V.N. Kutty’s half-an-hour show in 1957 played a crucial role in bringing the genre to the mainstream.

Until V.N. Kutty arrived, Mappilappattu was just another delightful form of music. If the stream is popular enough today to have multiple reality shows, it is all due to the man, who turned 80 recently.

It was a half-an-hour show he led at Kottappadi, Malappuram, in 1957 that took Mappilappattu out of Muslim houses to the mainstream. “I never imagined that Mappilappattu would become so popular,” Kutty told The Hindu on Thursday. “I performed along with four children then. I also played the harmonium and was accompanied on tabala by Govindan.”

Yesudas’s role

Among the songs Kutty rendered was “Samkritha pamagiri…”, which he had composed. It was an instant hit. And it remains one of the most popular songs in the genre. Yesudas also played a key role in that. “Yesudas had wanted me to compose a Mappilappattu album for his music company Tharangini,” recalls Kutty. “He had already released another album, which had drawn some criticism. We recorded ‘Mylanchi Pattukal’ in 1984 and “Samkritha pamagiri…” was one of the 12 songs in the album. After Yesudas sang it, the song reached a much wider audience than I could have imagined.”

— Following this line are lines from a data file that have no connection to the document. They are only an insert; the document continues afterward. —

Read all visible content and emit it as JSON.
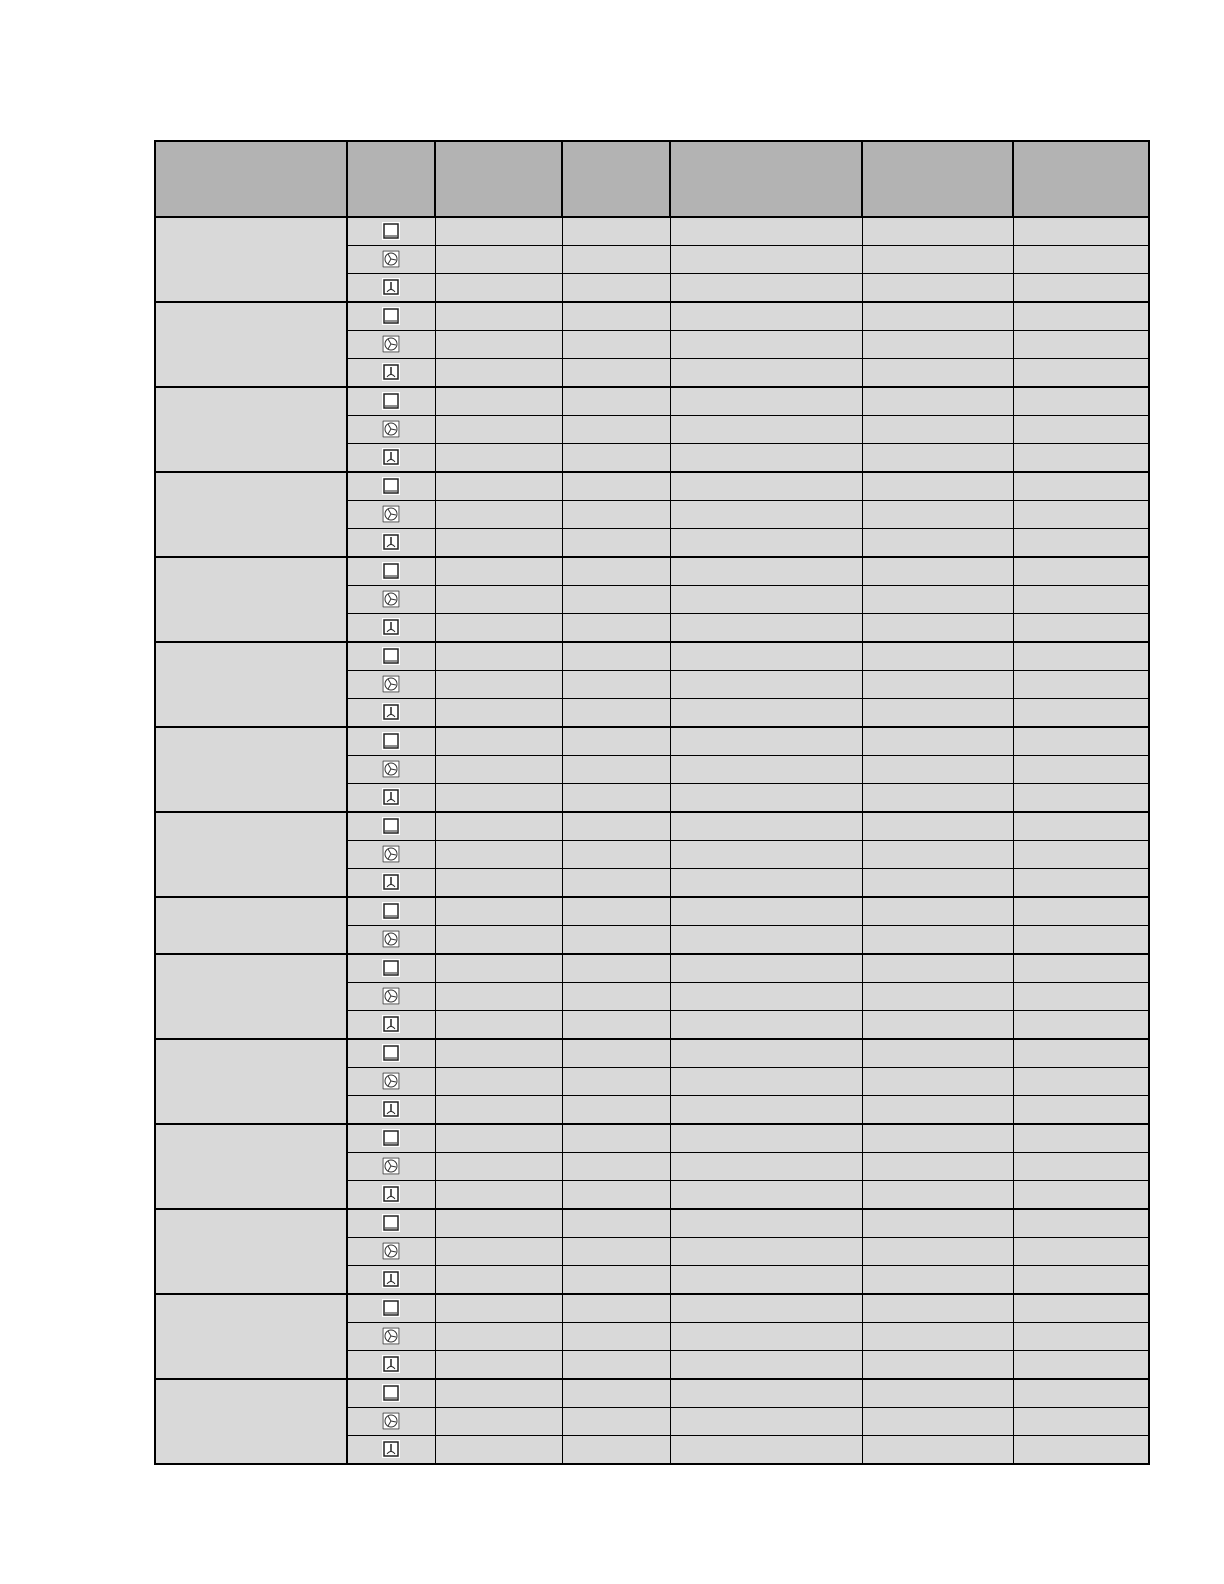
{
  "table": {
    "columns": [
      "",
      "",
      "",
      "",
      "",
      "",
      ""
    ],
    "groups": [
      {
        "modes": [
          "conventional-icon",
          "fan-icon",
          "fan-bottom-heat-icon"
        ]
      },
      {
        "modes": [
          "conventional-icon",
          "fan-icon",
          "fan-bottom-heat-icon"
        ]
      },
      {
        "modes": [
          "conventional-icon",
          "fan-icon",
          "fan-bottom-heat-icon"
        ]
      },
      {
        "modes": [
          "conventional-icon",
          "fan-icon",
          "fan-bottom-heat-icon"
        ]
      },
      {
        "modes": [
          "conventional-icon",
          "fan-icon",
          "fan-bottom-heat-icon"
        ]
      },
      {
        "modes": [
          "conventional-icon",
          "fan-icon",
          "fan-bottom-heat-icon"
        ]
      },
      {
        "modes": [
          "conventional-icon",
          "fan-icon",
          "fan-bottom-heat-icon"
        ]
      },
      {
        "modes": [
          "conventional-icon",
          "fan-icon",
          "fan-bottom-heat-icon"
        ]
      },
      {
        "modes": [
          "conventional-icon",
          "fan-icon"
        ]
      },
      {
        "modes": [
          "conventional-icon",
          "fan-icon",
          "fan-bottom-heat-icon"
        ]
      },
      {
        "modes": [
          "conventional-icon",
          "fan-icon",
          "fan-bottom-heat-icon"
        ]
      },
      {
        "modes": [
          "conventional-icon",
          "fan-icon",
          "fan-bottom-heat-icon"
        ]
      },
      {
        "modes": [
          "conventional-icon",
          "fan-icon",
          "fan-bottom-heat-icon"
        ]
      },
      {
        "modes": [
          "conventional-icon",
          "fan-icon",
          "fan-bottom-heat-icon"
        ]
      },
      {
        "modes": [
          "conventional-icon",
          "fan-icon",
          "fan-bottom-heat-icon"
        ]
      }
    ]
  },
  "colors": {
    "header": "#b3b3b3",
    "cell": "#d9d9d9",
    "border": "#000000"
  }
}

He says he still gets requests to sing the song in every show of his. “I sang it just a couple of days ago too,” he says. “I have had several other hit songs too, such as “Thollayirathi irupathi onnil…”, “Makka marubhoomiyil…” and “Padappu padappodu…”. Then there are songs such as “Hajjinte ravil…” (Vilayil Valsala) and “Arab nattil…” (Malappuram Beena)” which I composed for other singers.

There was a time when Kutty used to have programmes on all days of a month. “Composer M.S. Baburaj used to accompany me on those shows,” he says. “I still have about 10 shows a month.”

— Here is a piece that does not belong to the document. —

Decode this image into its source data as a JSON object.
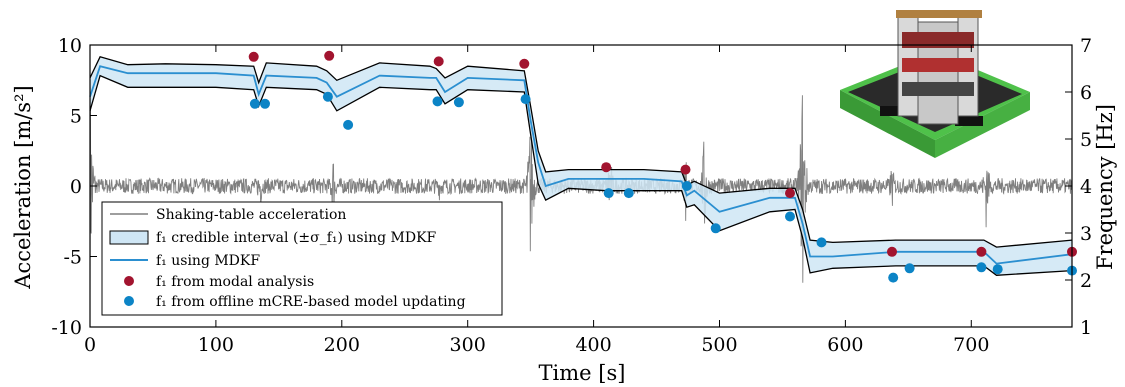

It was after singing at the All India Radio station in Kozhikode, as a student, that Kutty got the confidence to perform in shows. “I had my first recording in 1955 and K. Raghavan conducted the orchestra for me,” he reminisces. “I found that my songs were well received by listeners.”


Veteran playback singer V.T. Murali remembers listening to Kutty, while growing up at Vadakara. “We cannot think of Mappilappattu without V.M. Kutty; he has become a synonym for Mappilappattu,” he says. “I also admire him as a writer and scholar. I believe he has never got his due as an artiste. Why cannot he be recommended for an honour like Padma Shri?”

Kutty has no complaints, though. “I have never applied for awards or fellowships,” he says. “I am happy with my music and the appreciation I get from music lovers.”